Input parameters for generate_pos_neg_with_context.py

ID	name	description
`-i1`	`--input_rris`	Path to file storing all trusted RRIs
`-i2`	`--input_occupied`	Path to occupied regions file
`-d`	`--output_path`	Path where output folder should be stored
`-n`	`--experiment_name`	Name of the data source of positive trusted RRIs
`-g`	`--genome_file`	Path to genome FASTA file
`-c`	`--context`	How much context should be added up- and downstream
	`--pos_occ`	Occupied regions are set (default)
	`--no_pos_occ`	Set if no occupied regions should be used
`-b`	`--block_ends`	# nucleotides blocked at the ends of each extended RRI site
`-s`	`--no_sub_opt`	# of interactions IntraRNA will give if possible
`-l`	`--chrom_len_file`	Tabular file containing chrom name \t chrom length for each chromosome
`-p`	`--param_file`	IntaRNA parameter file
`-m`	`--mode`	Which CheRRI mode is running (train/eval)

IntaRNA parameters used within CheRRI

To generate the current features IntaRNA parameters by default are set to:

parameters	value	description
outMode	C	Output style (C=tabluar format)
seedBP	5	the number of base pairs within the seed
seedMinPu	0	the minimal unpaired probability of each seed region in query and target
accW	150	sliding window length (0=global folding)
acc	N/C	To globally turn off accessibility consideration: turn off/on
outMaxE	-5	maximal energy for any interaction reported
outOverlap	B	overlapping of interaction sites of suboptimal allowed (B:both)
outNumber	5	generate up to N interactions for each query-target pair
seedT/QRange	positive interaction	genomic positions of the trusted RRI
q/tAccConstr	negative interaction	genomic positions of the occupied regions
intLenMax	50	restrict the overall length an interaction
temperature	37	experimental temperature
intLoopMax	3	number of unpaired bases between inter molecular base pairs

IntaRNA parameters can be changed by specifying a custom IntaRNA parameter file. CheRRIs default parameter set can be found here.

Output of generate_pos_neg_with_context.py

Positive and negative datasets stored in tabular format.

Feature extraction with get_features.py

Here additional sequence features are computed and the output is filtered for the final or a given feature set. The features are stored in tabular format.

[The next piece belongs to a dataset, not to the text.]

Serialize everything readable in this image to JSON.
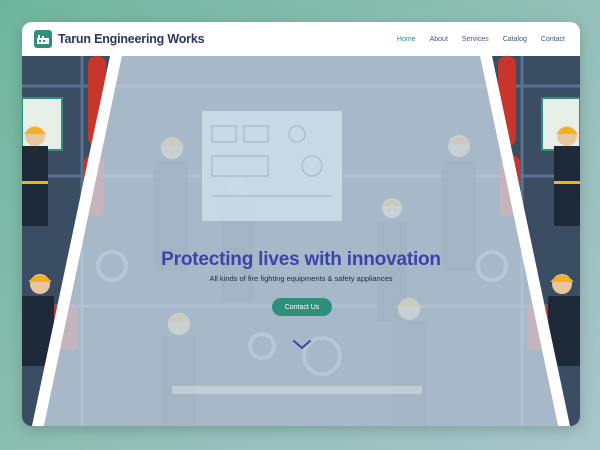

Note that the graph-kernel features are computed directly in CheRRI’s main functions and do not have a separate file.

Input parameters for get_features.py

ID	name	description
`-i`	`--input`	Path to input file
`-f`	`--feature_set_list`	Set of features the script will output
`-o`	`--output_file`	Output file path including the file name

Output of get_features.py

Tabular file having all features given via --feature_set_list.

Feature selection and optimization

If you would only like to run the feature selection or optimization, please check out biofilm.